Wednesday, April 13, 2016

Midweek Meditation: "On Loving God" (Bernard of Clairvaux)

Bernard of Clairvaux (1090-1153)
"Lord, you are good to the soul which seeks you. What are you then to the soul which finds? But this is the most wonderful thing, that no one can seek you who has not already found you. You therefore seek to be found so that you may be sought for, sought so that you may be found.  You can be sought, and found, but not forestalled. Since Scripture says that God made everything for himself, there will be a time when he will cause everything to conform to its Maker and be in harmony with him. In the meantime, we must make this our desire: that as God himself willed that everything should be for himself, so we, too, will that nothing, not even ourselves, may be or have been except for him, that is according to his will, not ours.

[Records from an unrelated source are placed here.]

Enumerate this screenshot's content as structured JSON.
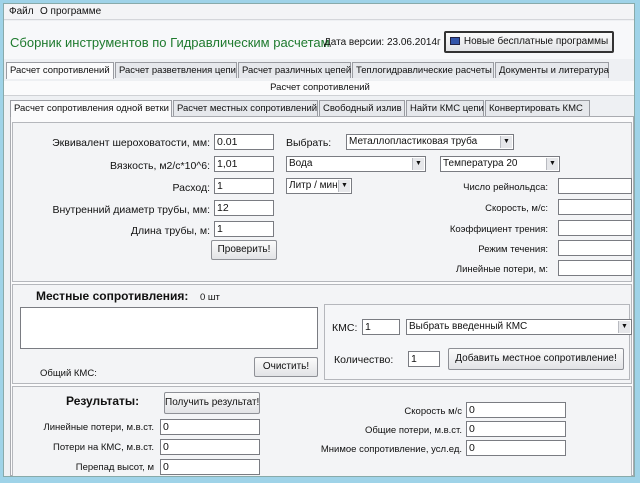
{
  "menu": {
    "file": "Файл",
    "about": "О программе"
  },
  "header": {
    "title": "Сборник инструментов по Гидравлическим расчетам",
    "version": "Дата версии: 23.06.2014г",
    "free_programs_button": "Новые бесплатные программы"
  },
  "main_tabs": [
    "Расчет сопротивлений",
    "Расчет разветвления цепи",
    "Расчет различных цепей",
    "Теплогидравлические расчеты",
    "Документы и литература"
  ],
  "section_title": "Расчет сопротивлений",
  "sub_tabs": [
    "Расчет сопротивления одной ветки",
    "Расчет местных сопротивлений",
    "Свободный излив",
    "Найти КМС цепи",
    "Конвертировать КМС"
  ],
  "form": {
    "roughness_label": "Эквивалент шероховатости, мм:",
    "roughness_value": "0.01",
    "viscosity_label": "Вязкость, м2/с*10^6:",
    "viscosity_value": "1,01",
    "flow_label": "Расход:",
    "flow_value": "1",
    "diameter_label": "Внутренний диаметр трубы, мм:",
    "diameter_value": "12",
    "length_label": "Длина трубы, м:",
    "length_value": "1",
    "check_button": "Проверить!",
    "choose_label": "Выбрать:",
    "pipe_type": "Металлопластиковая труба",
    "fluid": "Вода",
    "temperature": "Температура 20",
    "flow_unit": "Литр / мин"
  },
  "results_right": {
    "reynolds_label": "Число рейнольдса:",
    "speed_label": "Скорость, м/с:",
    "friction_label": "Коэффициент трения:",
    "mode_label": "Режим течения:",
    "linear_loss_label": "Линейные потери, м:"
  },
  "local": {
    "title": "Местные сопротивления:",
    "count": "0 шт",
    "total_kms_label": "Общий КМС:",
    "clear_button": "Очистить!",
    "kms_label": "КМС:",
    "kms_value": "1",
    "kms_select": "Выбрать введенный КМС",
    "quantity_label": "Количество:",
    "quantity_value": "1",
    "add_button": "Добавить местное сопротивление!"
  },
  "results": {
    "title": "Результаты:",
    "get_button": "Получить результат!",
    "linear_losses_label": "Линейные потери, м.в.ст.",
    "linear_losses_value": "0",
    "kms_losses_label": "Потери на КМС, м.в.ст.",
    "kms_losses_value": "0",
    "height_diff_label": "Перепад высот, м",
    "height_diff_value": "0",
    "speed_label": "Скорость м/с",
    "speed_value": "0",
    "total_losses_label": "Общие потери, м.в.ст.",
    "total_losses_value": "0",
    "imaginary_label": "Мнимое сопротивление, усл.ед.",
    "imaginary_value": "0"
  }
}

To love in this way is to become like God. As a drop of water seems to disappear completely in a quantity of wine, taking the wine's flavor and color; as red-hot iron becomes indistinguishable from the glow of fire and its own original form disappears; as air suffused with the light of the sun seems transformed into the brightness of the light, as if it were itself light rather than merely lit up; so, in those who are holy, it is necessary for human affection to dissolve in some ineffable way, and be poured into the will of God. How will God be all in all (1 Cor 15:26), if anything of man remains in man? The substance remains, but in another form, with another glory, another power."